Reviewed on Feb. 24, 2013 by mjlouk
DH and I loved it and thought it was really good!
Reviewed on Feb. 16, 2013 by ChandiP
This was very simple to make and very tasty My whole family enjoyed this chicken. I made this with mashed potatoes and corn like MrsDawn you cant go wrong with a meal like that.
Reviewed on Feb. 14, 2013 by hillappleh1
Chicken was very moist and I am a diabetic insulin.
Reviewed on Nov. 07, 2012 by MrsDawn
An excellent recipe! Moist chicken on the inside and crispy on the outside. Went classic with this dinner - made mashed potatoes and corn. Family ate it up!
Reviewed on Apr. 07, 2012 by Aquarelle
I sliced up 3 lbs. of boneless, skinless chicken breast halves for this. Had to make half again as much breading mixture and use an entire half pint of buttermilk. I reduced the baking time to around 40 minutes. Really excellent, though. The coating was nice and crunchy, the chicken meat was moist and juicy, and I had three cats sitting there in the kitchen staring at me as I removed the pans from the oven!
Reviewed on Jan. 28, 2012 by glassynina
This is a great recipe. Many times I have some rice left over from dinner, and since this recipe only uses 1 1/2 cups, it's a good way to use it up. This was a simple, delicious recipe that I will definitely use again.
Reviewed on Nov. 01, 2011 by scrambledwithcheese
This was pretty good. The chicken comes out nice and crispy.

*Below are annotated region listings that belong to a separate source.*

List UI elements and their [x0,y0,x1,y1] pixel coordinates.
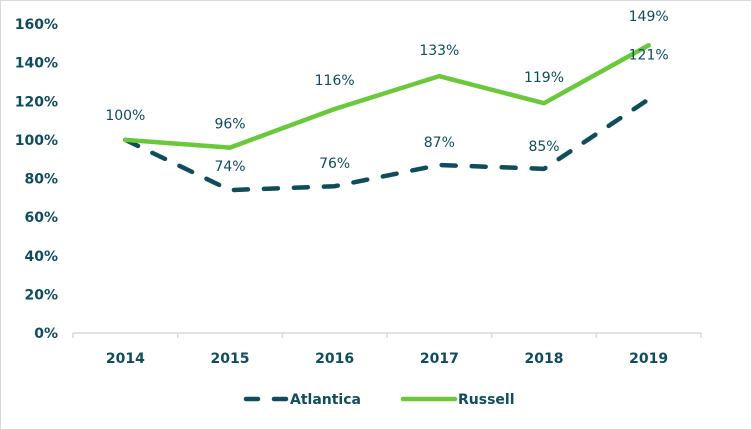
data-label-russell: 116% [315,73,355,89]
data-label-atlantica: 87% [424,135,455,151]
y-tick-label: 20% [24,287,58,303]
x-tick-label: 2017 [420,351,459,367]
series-group [123,42,651,193]
y-tick-label: 40% [24,249,58,265]
axes: 0% 20% 40% 60% 80% 100% 120% 140% 160% 2014 2015 20… [15,17,702,367]
x-tick-label: 2018 [525,351,564,367]
series-line-russell [123,42,651,150]
x-tick-label: 2019 [629,351,668,367]
y-tick-label: 140% [15,56,58,72]
data-label-russell: 96% [214,117,245,133]
data-label-russell: 133% [419,43,459,59]
data-label-russell: 100% [105,108,145,124]
data-label-atlantica: 121% [629,47,669,63]
data-labels: 74% 76% 87% 85% 121% 100% 96% 116% 133% 119% 149% [105,9,668,175]
series-line-atlantica [123,97,651,193]
y-tick-label: 80% [24,172,58,188]
y-tick-label: 60% [24,210,58,226]
data-label-russell: 149% [629,9,669,25]
y-tick-label: 0% [34,326,58,342]
x-tick-label: 2016 [315,351,354,367]
y-tick-label: 100% [15,133,58,149]
legend: Atlantica Russell [243,392,515,408]
data-label-atlantica: 74% [214,159,245,175]
data-label-russell: 119% [524,70,564,86]
data-label-atlantica: 76% [319,156,350,172]
legend-label-russell: Russell [458,392,515,408]
data-label-atlantica: 85% [528,139,559,155]
y-tick-label: 120% [15,94,58,110]
x-tick-label: 2015 [211,351,250,367]
x-tick-label: 2014 [106,351,145,367]
y-tick-label: 160% [15,17,58,33]
legend-label-atlantica: Atlantica [290,392,361,408]
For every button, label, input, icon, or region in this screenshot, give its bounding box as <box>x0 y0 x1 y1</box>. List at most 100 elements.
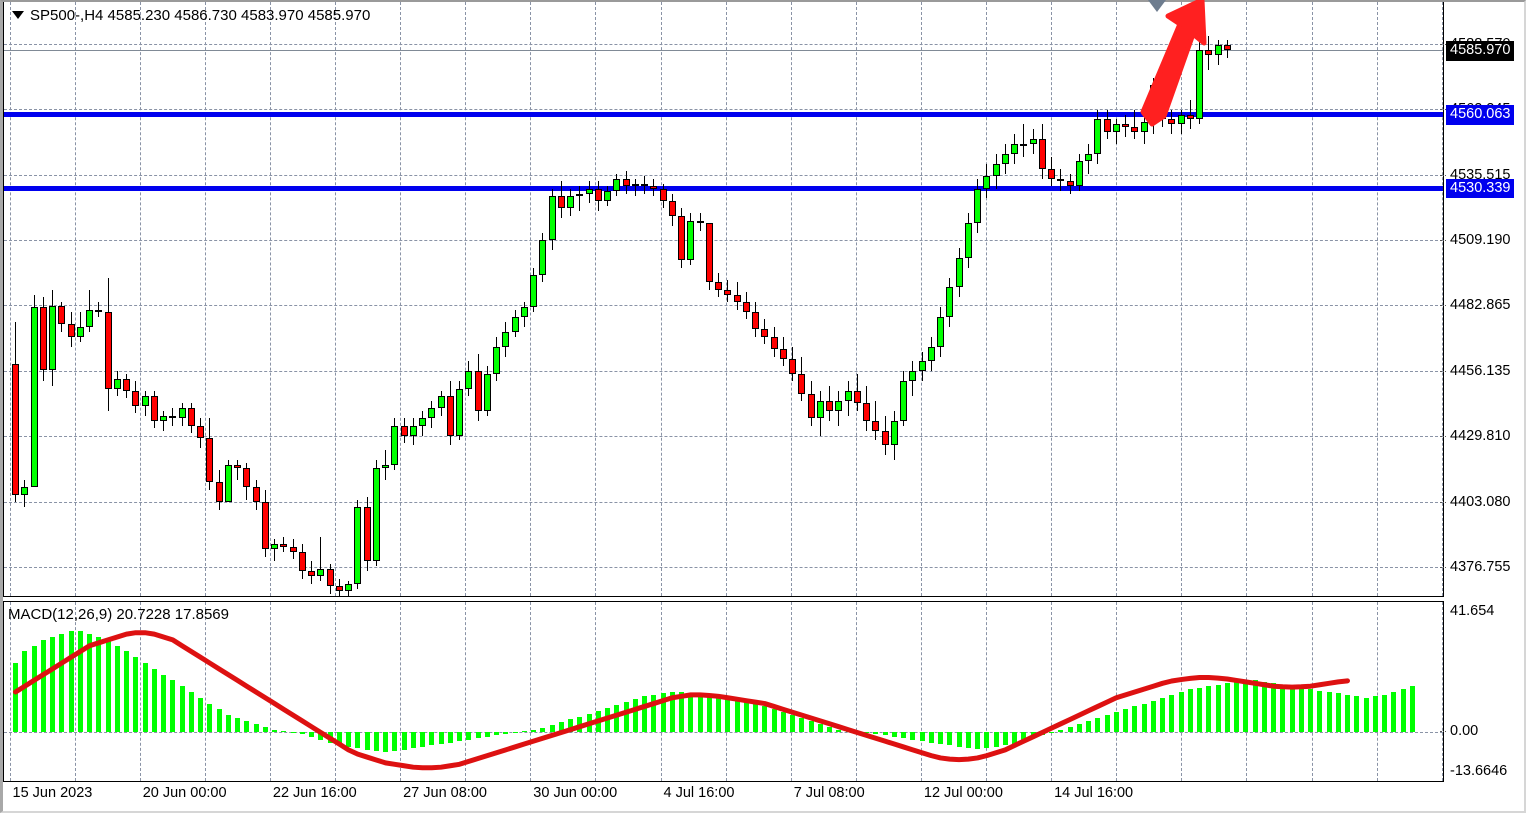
candle-body <box>872 420 880 431</box>
candle-body <box>604 191 611 201</box>
candle-body <box>169 415 177 419</box>
macd-histogram-bar <box>928 732 934 743</box>
vertical-gridline <box>1311 2 1313 596</box>
time-axis[interactable]: 15 Jun 2023 20 Jun 00:00 22 Jun 16:00 27 Ju… <box>3 783 1444 811</box>
macd-histogram-bar <box>642 696 647 733</box>
macd-histogram-bar <box>697 694 703 733</box>
macd-histogram-bar <box>1104 715 1110 733</box>
axis-tick <box>1440 305 1446 306</box>
candle-body <box>206 438 214 483</box>
macd-plot-area[interactable] <box>4 602 1443 781</box>
candle-body <box>372 467 380 562</box>
candle-body <box>363 507 371 562</box>
price-axis-label: 4509.190 <box>1450 232 1511 248</box>
candle-body <box>289 546 297 552</box>
macd-histogram-bar <box>364 732 370 750</box>
candle-wick <box>237 460 238 480</box>
candle-body <box>705 223 713 283</box>
macd-histogram-bar <box>447 732 453 743</box>
candle-body <box>215 482 223 503</box>
vertical-gridline <box>660 602 662 781</box>
time-axis-label: 15 Jun 2023 <box>12 785 93 801</box>
down-triangle-marker-icon <box>1148 0 1166 12</box>
candle-body <box>789 358 796 374</box>
time-axis-label: 14 Jul 16:00 <box>1054 785 1134 801</box>
vertical-gridline <box>335 2 336 596</box>
macd-axis[interactable]: 41.654 0.00 -13.6646 <box>1440 601 1524 782</box>
macd-histogram-bar <box>1095 718 1101 733</box>
macd-histogram-bar <box>475 732 481 739</box>
last-price-line <box>4 50 1443 52</box>
macd-histogram-bar <box>235 718 240 733</box>
level-price-label[interactable]: 4530.339 <box>1446 178 1515 199</box>
macd-histogram-bar <box>901 732 906 739</box>
macd-histogram-bar <box>105 639 111 733</box>
macd-histogram-bar <box>827 726 832 733</box>
triangle-down-icon[interactable] <box>12 11 24 20</box>
candle-body <box>317 568 325 577</box>
macd-histogram-bar <box>753 703 758 733</box>
macd-histogram-bar <box>50 637 55 733</box>
candle-body <box>631 183 639 187</box>
macd-histogram-bar <box>1298 687 1304 733</box>
macd-histogram-bar <box>873 732 879 734</box>
candle-body <box>1094 119 1102 155</box>
price-chart-panel[interactable]: SP500-,H4 4585.230 4586.730 4583.970 458… <box>3 2 1444 597</box>
time-axis-label: 30 Jun 00:00 <box>533 785 618 801</box>
macd-histogram-bar <box>651 694 657 733</box>
level-price-label[interactable]: 4560.063 <box>1446 105 1515 126</box>
vertical-gridline <box>986 2 987 596</box>
candle-body <box>835 400 843 411</box>
macd-histogram-bar <box>1206 686 1212 733</box>
macd-histogram-bar <box>910 732 916 740</box>
macd-histogram-bar <box>420 732 425 747</box>
candle-body <box>58 305 66 325</box>
macd-histogram-bar <box>1178 691 1184 733</box>
macd-chart-panel[interactable]: MACD(12,26,9) 20.7228 17.8569 <box>3 601 1444 782</box>
macd-histogram-bar <box>31 645 37 733</box>
time-axis-label: 22 Jun 16:00 <box>272 785 357 801</box>
candle-body <box>900 381 907 421</box>
candle-wick <box>1115 119 1117 145</box>
vertical-gridline <box>465 602 467 781</box>
candle-body <box>724 289 732 295</box>
candle-body <box>974 188 981 224</box>
macd-histogram-bar <box>1391 691 1397 733</box>
candle-body <box>261 502 269 550</box>
macd-axis-label: 0.00 <box>1450 723 1479 740</box>
vertical-gridline <box>204 2 206 596</box>
candle-body <box>696 220 704 224</box>
candle-body <box>520 307 528 317</box>
candle-body <box>1048 168 1055 179</box>
macd-histogram-bar <box>947 732 953 746</box>
macd-histogram-bar <box>984 732 990 749</box>
macd-histogram-bar <box>392 732 398 752</box>
macd-histogram-bar <box>1002 732 1008 746</box>
macd-histogram-bar <box>124 651 129 733</box>
macd-histogram-bar <box>531 729 536 733</box>
horizontal-gridline <box>4 371 1443 372</box>
price-plot-area[interactable] <box>4 2 1443 596</box>
price-axis[interactable]: 4588.5704562.2454535.5154509.1904482.865… <box>1440 2 1524 597</box>
macd-histogram-bar <box>299 732 305 734</box>
macd-histogram-bar <box>225 715 231 733</box>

Sort of like a homemade Shake-n-Bake mix. I used olive oil as well and not butter, to make this healthier but also because I have olive oil in a mister bottle so it was easier to just mist the chicken. I do think the mix could use a little more flavor for my tastes, maybe some cayenne, white pepper, and a few other seasonings. Over all very good recipe.
Reviewed on Sep. 27, 2011 by Giajacobson
Used olive oil instead of butter, very crisp, juicy, kids and hubby enjoyed, will make again.